ハッチングによって「胚」は急速な発育が始まります。
胚の伸長 と 胚葉分化
牛・羊・豚では「胚」を構成する外層の「栄養外胚葉」が2極化して広がり、それぞれが細長く「伸長」します。
また「胚盤胞」に含まれる「内細胞塊」から「内胚葉」と「中胚葉」が出現し「原腸 胚」と呼ばれるようになります。

受精から着床に至るまで、「胚」に必要なエネルギーは「卵管」や「子宮腺」から得ているよ!
着床
胚の分布と移動
「胚」は子宮内で浮遊し、やがて定着します。
単胎動物では排卵側の子宮に定着し、多胎動物では排卵側から「等間隔」に並ぶように胚が移動する「スペーシング」が起こります。
馬の場合は「胚」が排卵側の反対側に移動する場合があり、これを「子宮内移行」と呼びます。

馬の子宮内移行は50%程度の発生率なんだって!
着床の形式
着床の形式 まとめ
「胚」の外側にある「栄養膜」が広く子宮内膜に接着した着床を「中心 着床」といい、家畜で一般的です。
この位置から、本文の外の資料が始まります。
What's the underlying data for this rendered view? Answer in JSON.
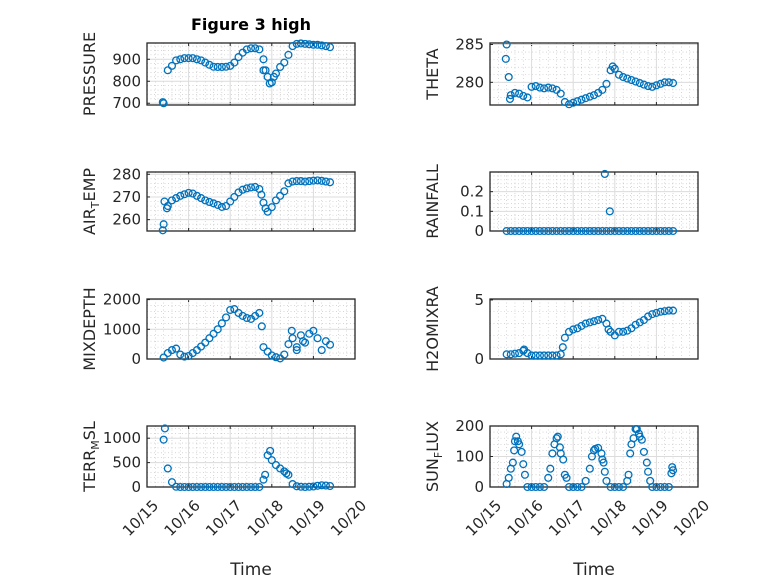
{
  "figure": {
    "title": "Figure 3 high",
    "xlabel_left": "Time",
    "xlabel_right": "Time"
  },
  "colors": {
    "marker": "#0072BD",
    "axes": "#262626",
    "grid": "#dcdcdc"
  },
  "chart_data": {
    "type": "scatter",
    "xlim": [
      0,
      5
    ],
    "xtick_values": [
      0,
      1,
      2,
      3,
      4,
      5
    ],
    "xtick_labels": [
      "10/15",
      "10/16",
      "10/17",
      "10/18",
      "10/19",
      "10/20"
    ],
    "x_unit": "days since 10/15",
    "x_days": [
      0.4,
      0.5,
      0.6,
      0.7,
      0.8,
      0.9,
      1.0,
      1.1,
      1.2,
      1.3,
      1.4,
      1.5,
      1.6,
      1.7,
      1.8,
      1.9,
      2.0,
      2.1,
      2.2,
      2.3,
      2.4,
      2.5,
      2.6,
      2.7,
      2.8,
      2.9,
      3.0,
      3.1,
      3.2,
      3.3,
      3.4,
      3.5,
      3.6,
      3.7,
      3.8,
      3.9,
      4.0,
      4.1,
      4.2,
      4.3,
      4.4
    ],
    "panels": [
      {
        "id": "pressure",
        "ylabel": {
          "main": "PRESSURE",
          "sub": "",
          "rest": ""
        },
        "ylim": [
          692,
          974
        ],
        "yticks": [
          700,
          800,
          900
        ],
        "y": [
          700,
          850,
          870,
          895,
          900,
          905,
          905,
          905,
          900,
          895,
          885,
          875,
          866,
          865,
          865,
          866,
          870,
          885,
          910,
          930,
          945,
          950,
          950,
          945,
          900,
          820,
          795,
          835,
          865,
          885,
          920,
          960,
          970,
          972,
          970,
          968,
          966,
          966,
          963,
          960,
          955
        ],
        "extra": [
          [
            0.38,
            705
          ],
          [
            2.8,
            850
          ],
          [
            2.85,
            850
          ],
          [
            2.95,
            790
          ],
          [
            3.05,
            820
          ]
        ]
      },
      {
        "id": "theta",
        "ylabel": {
          "main": "THETA",
          "sub": "",
          "rest": ""
        },
        "ylim": [
          277,
          285.2
        ],
        "yticks": [
          280,
          285
        ],
        "y": [
          285,
          278.3,
          278.6,
          278.5,
          278.2,
          278,
          279.4,
          279.5,
          279.3,
          279.2,
          279.3,
          279.2,
          279,
          278.5,
          277.4,
          277.1,
          277.3,
          277.5,
          277.7,
          277.9,
          278.1,
          278.3,
          278.6,
          279,
          279.8,
          281.6,
          281.8,
          281,
          280.7,
          280.5,
          280.3,
          280.1,
          279.9,
          279.7,
          279.5,
          279.4,
          279.6,
          279.8,
          280,
          280,
          279.9
        ],
        "extra": [
          [
            0.38,
            283.1
          ],
          [
            0.45,
            280.7
          ],
          [
            0.48,
            277.8
          ],
          [
            2.95,
            282.1
          ]
        ]
      },
      {
        "id": "air-temp",
        "ylabel": {
          "main": "AIR",
          "sub": "T",
          "rest": "EMP"
        },
        "ylim": [
          255,
          281
        ],
        "yticks": [
          260,
          270,
          280
        ],
        "y": [
          258,
          266,
          268.5,
          269.5,
          270.5,
          271.2,
          271.8,
          271.5,
          270.5,
          269.5,
          268.5,
          267.8,
          267.2,
          266.5,
          265.6,
          266,
          268,
          270,
          272,
          273.2,
          273.8,
          274.2,
          274.4,
          273.5,
          267.5,
          263.5,
          265.5,
          268.5,
          270.5,
          272.5,
          276,
          276.8,
          277,
          277,
          276.8,
          277,
          277.2,
          277.3,
          277.1,
          276.8,
          276.5
        ],
        "extra": [
          [
            0.38,
            255.3
          ],
          [
            0.42,
            268
          ],
          [
            0.48,
            265
          ],
          [
            2.75,
            271
          ],
          [
            2.85,
            265
          ]
        ]
      },
      {
        "id": "rainfall",
        "ylabel": {
          "main": "RAINFALL",
          "sub": "",
          "rest": ""
        },
        "ylim": [
          0,
          0.3
        ],
        "yticks": [
          0,
          0.1,
          0.2
        ],
        "y": [
          0,
          0,
          0,
          0,
          0,
          0,
          0,
          0,
          0,
          0,
          0,
          0,
          0,
          0,
          0,
          0,
          0,
          0,
          0,
          0,
          0,
          0,
          0,
          0,
          0,
          0,
          0,
          0,
          0,
          0,
          0,
          0,
          0,
          0,
          0,
          0,
          0,
          0,
          0,
          0,
          0
        ],
        "extra": [
          [
            2.76,
            0.29
          ],
          [
            2.88,
            0.1
          ]
        ]
      },
      {
        "id": "mixdepth",
        "ylabel": {
          "main": "MIXDEPTH",
          "sub": "",
          "rest": ""
        },
        "ylim": [
          0,
          2020
        ],
        "yticks": [
          0,
          1000,
          2000
        ],
        "y": [
          50,
          200,
          300,
          350,
          150,
          80,
          100,
          200,
          300,
          420,
          550,
          700,
          850,
          1000,
          1200,
          1400,
          1650,
          1680,
          1550,
          1450,
          1380,
          1350,
          1450,
          1550,
          400,
          250,
          120,
          60,
          20,
          150,
          500,
          700,
          400,
          800,
          550,
          850,
          950,
          700,
          300,
          600,
          480
        ],
        "extra": [
          [
            2.76,
            1100
          ],
          [
            3.48,
            950
          ],
          [
            3.6,
            300
          ],
          [
            3.75,
            600
          ]
        ]
      },
      {
        "id": "h2omixra",
        "ylabel": {
          "main": "H2OMIXRA",
          "sub": "",
          "rest": ""
        },
        "ylim": [
          0,
          5.08
        ],
        "yticks": [
          0,
          5
        ],
        "y": [
          0.4,
          0.4,
          0.45,
          0.5,
          0.7,
          0.5,
          0.3,
          0.3,
          0.3,
          0.3,
          0.3,
          0.3,
          0.3,
          0.4,
          1.8,
          2.3,
          2.5,
          2.6,
          2.8,
          3.0,
          3.1,
          3.2,
          3.3,
          3.4,
          3.0,
          2.3,
          2.0,
          2.3,
          2.3,
          2.4,
          2.6,
          2.9,
          3.1,
          3.3,
          3.6,
          3.8,
          3.9,
          4.0,
          4.05,
          4.1,
          4.1
        ],
        "extra": [
          [
            1.75,
            1.0
          ],
          [
            2.85,
            2.5
          ],
          [
            0.82,
            0.8
          ]
        ]
      },
      {
        "id": "terr-msl",
        "ylabel": {
          "main": "TERR",
          "sub": "M",
          "rest": "SL"
        },
        "ylim": [
          0,
          1250
        ],
        "yticks": [
          0,
          500,
          1000
        ],
        "y": [
          970,
          380,
          100,
          5,
          0,
          0,
          0,
          0,
          0,
          0,
          0,
          0,
          0,
          0,
          0,
          0,
          0,
          0,
          0,
          0,
          0,
          0,
          0,
          0,
          150,
          650,
          550,
          450,
          380,
          320,
          250,
          60,
          15,
          5,
          0,
          5,
          10,
          25,
          35,
          30,
          20
        ],
        "extra": [
          [
            0.43,
            1200
          ],
          [
            2.84,
            250
          ],
          [
            2.96,
            740
          ],
          [
            3.35,
            280
          ]
        ]
      },
      {
        "id": "sun-flux",
        "ylabel": {
          "main": "SUN",
          "sub": "F",
          "rest": "LUX"
        },
        "ylim": [
          0,
          200
        ],
        "yticks": [
          0,
          100,
          200
        ],
        "y": [
          10,
          60,
          150,
          140,
          75,
          0,
          0,
          0,
          0,
          0,
          30,
          110,
          160,
          110,
          40,
          0,
          0,
          0,
          0,
          20,
          60,
          120,
          128,
          90,
          20,
          0,
          0,
          0,
          0,
          20,
          140,
          190,
          165,
          115,
          50,
          0,
          0,
          0,
          0,
          0,
          55
        ],
        "extra": [
          [
            0.45,
            30
          ],
          [
            0.55,
            80
          ],
          [
            0.58,
            120
          ],
          [
            0.63,
            165
          ],
          [
            0.67,
            150
          ],
          [
            0.76,
            115
          ],
          [
            0.84,
            40
          ],
          [
            1.45,
            60
          ],
          [
            1.55,
            140
          ],
          [
            1.63,
            165
          ],
          [
            1.68,
            130
          ],
          [
            1.76,
            90
          ],
          [
            1.84,
            30
          ],
          [
            2.45,
            100
          ],
          [
            2.53,
            125
          ],
          [
            2.68,
            110
          ],
          [
            2.73,
            80
          ],
          [
            2.76,
            50
          ],
          [
            3.33,
            40
          ],
          [
            3.37,
            110
          ],
          [
            3.45,
            160
          ],
          [
            3.53,
            190
          ],
          [
            3.58,
            175
          ],
          [
            3.65,
            155
          ],
          [
            3.77,
            80
          ],
          [
            3.85,
            20
          ],
          [
            4.36,
            45
          ],
          [
            4.38,
            65
          ]
        ]
      }
    ]
  }
}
「中心 着床」は子宮内膜に侵入しないので「表面 着床」ともいうよ!
マウスやラットなどのげっ歯類では、「胚」が子宮内膜に一部入り込む「偏心 着床」がみられます。霊長類では更に侵入して粘膜下の結合組織と結合し、完全に壁内に埋め込まれるため「壁内 着床」といいます。
また胚の「内細胞塊」は、
「中心 着床」で子宮間膜の反対側、「偏心 着床」で同側に着床します。
このような「定位」「配位」のメカニズムは明かされていません。
着床の過程と構造変化
着床の時期が近づくと、「子宮内膜」「子宮腺」「子宮筋」が肥大・増殖していきます。
胚の接着場所になるのは、反芻類では「子宮小丘」、それ以外の動物では接着する特定の部位はありません。
反芻動物においては、胚の「指状 突起」が子宮腺に侵入し不動化し、栄養膜細胞の「微絨毛」によって母体の子宮内膜細胞と密接に「相互嵌入咬合」します。
妊娠認識
「胚」は母体に対して「インターフェロンτ(INF -τ)」や「エストロジェン」を分泌し、自身の存在を伝えます。
このシステムによって、
黄体退行物質である「PGF2α」を抑制し黄体を維持することができます。